The scale used by both systems was similar and all results shown were from a 0-100 range. The Readiness -value indicates the recovery level of the athlete: e.g. a high score means that the athlete is fully recovered whereas a very low score means that the athlete is exhausted and not recovered at all. Both assessments were done in the morning before a workout sessions.

It seems that both data sets follow more or less the same trends. However, an interesting remark is that even though the athlete was having a very intense training period, the variation with HRV measurement is quite low. All the HRV measurement were within the range 70-90 which indicates a medium-to-high recovery.

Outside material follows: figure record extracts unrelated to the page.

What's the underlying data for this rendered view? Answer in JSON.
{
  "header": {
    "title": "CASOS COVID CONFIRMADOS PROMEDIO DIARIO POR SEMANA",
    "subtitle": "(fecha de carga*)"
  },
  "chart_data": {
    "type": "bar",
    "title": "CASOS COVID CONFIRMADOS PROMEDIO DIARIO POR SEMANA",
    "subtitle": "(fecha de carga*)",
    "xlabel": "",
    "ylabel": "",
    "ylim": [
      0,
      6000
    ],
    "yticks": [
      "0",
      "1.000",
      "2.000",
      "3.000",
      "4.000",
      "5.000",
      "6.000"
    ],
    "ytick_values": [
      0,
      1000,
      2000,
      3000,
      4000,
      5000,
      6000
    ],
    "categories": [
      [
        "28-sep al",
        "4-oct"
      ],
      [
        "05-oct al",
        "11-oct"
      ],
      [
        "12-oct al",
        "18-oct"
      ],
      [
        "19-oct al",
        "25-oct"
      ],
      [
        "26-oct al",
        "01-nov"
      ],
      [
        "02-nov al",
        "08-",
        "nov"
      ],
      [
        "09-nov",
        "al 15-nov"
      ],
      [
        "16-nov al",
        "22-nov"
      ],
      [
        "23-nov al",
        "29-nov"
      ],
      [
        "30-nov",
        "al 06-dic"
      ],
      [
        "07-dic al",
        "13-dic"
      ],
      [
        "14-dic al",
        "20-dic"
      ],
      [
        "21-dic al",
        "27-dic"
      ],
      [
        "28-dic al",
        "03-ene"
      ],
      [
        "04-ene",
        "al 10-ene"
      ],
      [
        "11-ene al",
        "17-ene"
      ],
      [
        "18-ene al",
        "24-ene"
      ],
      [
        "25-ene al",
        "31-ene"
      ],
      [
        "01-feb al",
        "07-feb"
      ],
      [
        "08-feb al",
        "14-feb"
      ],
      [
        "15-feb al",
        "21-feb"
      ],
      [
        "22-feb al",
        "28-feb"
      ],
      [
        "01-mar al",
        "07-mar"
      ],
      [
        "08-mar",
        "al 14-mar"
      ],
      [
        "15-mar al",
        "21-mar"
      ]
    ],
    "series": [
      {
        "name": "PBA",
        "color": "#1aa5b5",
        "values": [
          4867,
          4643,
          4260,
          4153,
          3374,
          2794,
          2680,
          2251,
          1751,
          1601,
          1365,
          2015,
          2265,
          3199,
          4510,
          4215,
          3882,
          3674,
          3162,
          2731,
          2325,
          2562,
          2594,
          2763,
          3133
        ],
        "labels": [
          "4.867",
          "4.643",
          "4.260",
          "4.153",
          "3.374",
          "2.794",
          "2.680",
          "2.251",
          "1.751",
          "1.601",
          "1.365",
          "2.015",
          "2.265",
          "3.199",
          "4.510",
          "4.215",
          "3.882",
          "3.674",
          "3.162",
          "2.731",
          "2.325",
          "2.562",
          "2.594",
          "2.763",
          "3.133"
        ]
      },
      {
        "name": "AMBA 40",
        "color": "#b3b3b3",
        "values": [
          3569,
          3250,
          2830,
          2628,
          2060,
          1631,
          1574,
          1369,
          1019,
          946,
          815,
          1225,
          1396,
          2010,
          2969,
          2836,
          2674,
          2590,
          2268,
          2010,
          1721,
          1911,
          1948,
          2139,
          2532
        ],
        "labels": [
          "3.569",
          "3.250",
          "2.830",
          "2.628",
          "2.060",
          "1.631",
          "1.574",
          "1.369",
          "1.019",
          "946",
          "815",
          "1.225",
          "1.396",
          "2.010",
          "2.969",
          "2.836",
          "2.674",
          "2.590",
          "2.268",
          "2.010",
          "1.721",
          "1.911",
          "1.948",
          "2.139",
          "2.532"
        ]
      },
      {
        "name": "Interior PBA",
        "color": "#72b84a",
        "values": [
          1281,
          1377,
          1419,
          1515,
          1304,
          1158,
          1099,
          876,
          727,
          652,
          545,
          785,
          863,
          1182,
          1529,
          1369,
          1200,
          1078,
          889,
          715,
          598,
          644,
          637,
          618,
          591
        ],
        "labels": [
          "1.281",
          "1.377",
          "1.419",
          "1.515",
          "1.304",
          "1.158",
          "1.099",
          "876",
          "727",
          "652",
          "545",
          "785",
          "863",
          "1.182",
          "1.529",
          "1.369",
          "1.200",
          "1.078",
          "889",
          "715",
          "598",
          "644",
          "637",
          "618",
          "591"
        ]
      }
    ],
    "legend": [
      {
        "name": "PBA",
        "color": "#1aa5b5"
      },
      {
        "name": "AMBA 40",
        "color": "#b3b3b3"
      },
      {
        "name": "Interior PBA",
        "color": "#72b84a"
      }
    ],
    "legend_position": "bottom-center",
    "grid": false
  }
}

This doesn’t reflect reality very well since the athlete was doing some very high-intensity training sessions during the period and had some mixed feelings about high readiness scores given by HRV. For some reason, HRV suggests that these high-intensity sessions were not affecting the overall readiness and thus recommended the athlete to keep on training. This was in conflict with the athlete's own feeling as well as with data collected by Checkmylevel.

Checkmylevel was showing a lot greater variation in terms of readiness. As you can see, the highest readiness value was 100 and the lowest 20. According to the athlete Checkmylevel was able to show readiness changes that were also consistent with his own feelings especially after high-intensity training sessions. Many of these sessions involved speed, skill and coordination -type of training and was focusing on explosive strength qualities instead of endurance.

Of course this is just a data chart from one athlete. But the interesting finding is that even though these two methods seems to follow the same trend, there are significant differences in the way HRV and Checkmylevel interprets the effect of explosive power training sessions of high-intensity. After interviewing the athlete he was in favor of Checkmylevel results in having a stronger correlation with his own feelings.